Disana, rupanya disana ada seseorang yang sejak tadi memperhatikan gerak gerik ku, ingin ku menghampirinya tapi ku takut dia seperti mereka. Dengan ragu-ragu ku mendekati wanita tua itu.

“Mengapa kau melihat ku seperti itu” tanya ku. “Apakah ada yang salah dengan penampilanku wahai nenek tua. Aku tak suka kau melihatku dengan tatapan sinis seperti itu. Aku berada disini karena terpaksa”.
Wanita itu tertawa dan berlalu dari hadapanku tanpa ada satu jawaban yang keluar dari mulutnya. “Dasar gila” gumamku.

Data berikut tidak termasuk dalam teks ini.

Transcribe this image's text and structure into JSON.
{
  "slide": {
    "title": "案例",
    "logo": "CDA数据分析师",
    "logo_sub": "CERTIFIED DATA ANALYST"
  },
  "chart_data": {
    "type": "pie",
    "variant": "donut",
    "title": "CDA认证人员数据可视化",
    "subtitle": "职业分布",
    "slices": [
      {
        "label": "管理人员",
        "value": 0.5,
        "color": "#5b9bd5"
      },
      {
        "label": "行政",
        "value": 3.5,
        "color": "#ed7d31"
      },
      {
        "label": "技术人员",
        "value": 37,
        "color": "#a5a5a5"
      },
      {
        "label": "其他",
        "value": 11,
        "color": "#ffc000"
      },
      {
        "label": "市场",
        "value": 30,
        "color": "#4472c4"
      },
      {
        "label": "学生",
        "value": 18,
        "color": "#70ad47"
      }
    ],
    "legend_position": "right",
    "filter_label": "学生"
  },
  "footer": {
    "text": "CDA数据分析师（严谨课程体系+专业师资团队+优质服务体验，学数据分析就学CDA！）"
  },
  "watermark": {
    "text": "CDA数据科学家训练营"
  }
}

Masih ada rupanya orang-orang aneh seperti dia, sama seperti mereka lainnya yang melihat hanya dari penampilan luar.
Aku tidak suka berada di tempat ini. Tempat ini lama-lama bisa membuatku gila. Huhu, aku merindukan teman-temanku di luar sana, walaupun sering berselisih paham dengan ku walau sering bertengkar karena masalah sepele tapi mereka baik padaku. Tak seperti mereka itu. Tapi ku mengingat kembali kejadian naas itu, ngapain aku merindukan seorang teman seperti dia. Dia musuh dalam selimut. Lalu aku berteriak dengan sekencang-kencangnya.

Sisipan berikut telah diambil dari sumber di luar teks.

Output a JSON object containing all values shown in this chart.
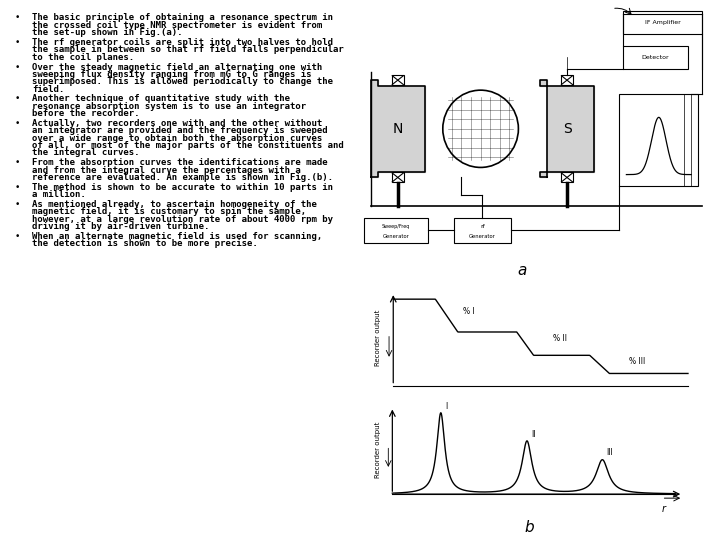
{
  "background_color": "#ffffff",
  "text_color": "#000000",
  "bullet_points": [
    "The basic principle of obtaining a resonance spectrum in\nthe crossed coil type NMR spectrometer is evident from\nthe set-up shown in Fig.(a).",
    "The rf generator coils are split into two halves to hold\nthe sample in between so that rf field falls perpendicular\nto the coil planes.",
    "Over the steady magnetic field an alternating one with\nsweeping flux density ranging from mG to G ranges is\nsuperimposed. This is allowed periodically to change the\nfield.",
    "Another technique of quantitative study with the\nresonance absorption system is to use an integrator\nbefore the recorder.",
    "Actually, two recorders one with and the other without\nan integrator are provided and the frequency is sweeped\nover a wide range to obtain both the absorption curves\nof all, or most of the major parts of the constituents and\nthe integral curves.",
    "From the absorption curves the identifications are made\nand from the integral curve the percentages with a\nreference are evaluated. An example is shown in Fig.(b).",
    "The method is shown to be accurate to within 10 parts in\na million.",
    "As mentioned already, to ascertain homogeneity of the\nmagnetic field, it is customary to spin the sample,\nhowever, at a large revolution rate of about 4000 rpm by\ndriving it by air-driven turbine.",
    "When an alternate magnetic field is used for scanning,\nthe detection is shown to be more precise."
  ],
  "label_a": "a",
  "label_b": "b",
  "integral_ylabel": "Recorder output",
  "absorption_ylabel": "Recorder output",
  "absorption_xlabel": "r",
  "integral_labels": [
    "% I",
    "% II",
    "% III"
  ],
  "absorption_labels": [
    "I",
    "II",
    "III"
  ]
}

“Heiii, apakah karena kulitku hitam sehingga kalian tak mau berteman denganku, jawablah jeritku”. Seorang sipir mendekat padaku “Diamlah. Mengapa kau menjerit seperti itu. Kau sama gilanya seperti wanita tua itu” tunjuk sipir itu kepada seorang wanita tua. “Aku tak gila, aku masih waras dan aku tak perduli dengan wanita tua itu” jawabku pada sipir itu. “Hahahaa, kau menjerit-jerit seperti itu menandakan kau sama gilanya dengan wanita tua itu” jawab sipir. Aku terdiam lalu menjawab “Sudah aku katakan padamu aku tak perduli dengan wanita tua itu”. “Benarkah. Baiklah jika kau menjawab begitu” jawab sipir itu sambil berlalu. “Tunggulah” panggil aku. “Apa” jawab sipir itu. “Kau bilang wanita tua itu gila” tanyaku. “Ya dia gila karena setiap senja dia selalu menangis dan menjerit seperti orang gila, setelah dia menangis, dia tertawa lalu dia terdiam kembali” jawab sipir itu dengan senyum yang sinis. “Aku tak percaya kau bohong kan” jawabku. “Terserah jika kau tak percaya hei anak muda” jawab sipir itu berlalu.
Aku masih tak percaya jika wanita tua itu gila. Tapi.. ahh, sudahlah biarkan saja. Tapi lebih baik aku mendekatinya dan bertanya langsung padanya. Hei, mengapa aku bertanya kepada orang gila. Nanti aku ikut-ikut gila. Emm, tapi tak apalah.. aku penasaran mengapa wanita tua itu selalu bersedih jika senja menghampiri.
Dengan rasa takut aku mendekati wanita itu. “Hai nenek tua lagi apakah kau sekarang, mengapa ku perhatikan setiap senja kau selalu melamun, menangis, tertawa setelah itu kau terdiam kembali” tanyaku.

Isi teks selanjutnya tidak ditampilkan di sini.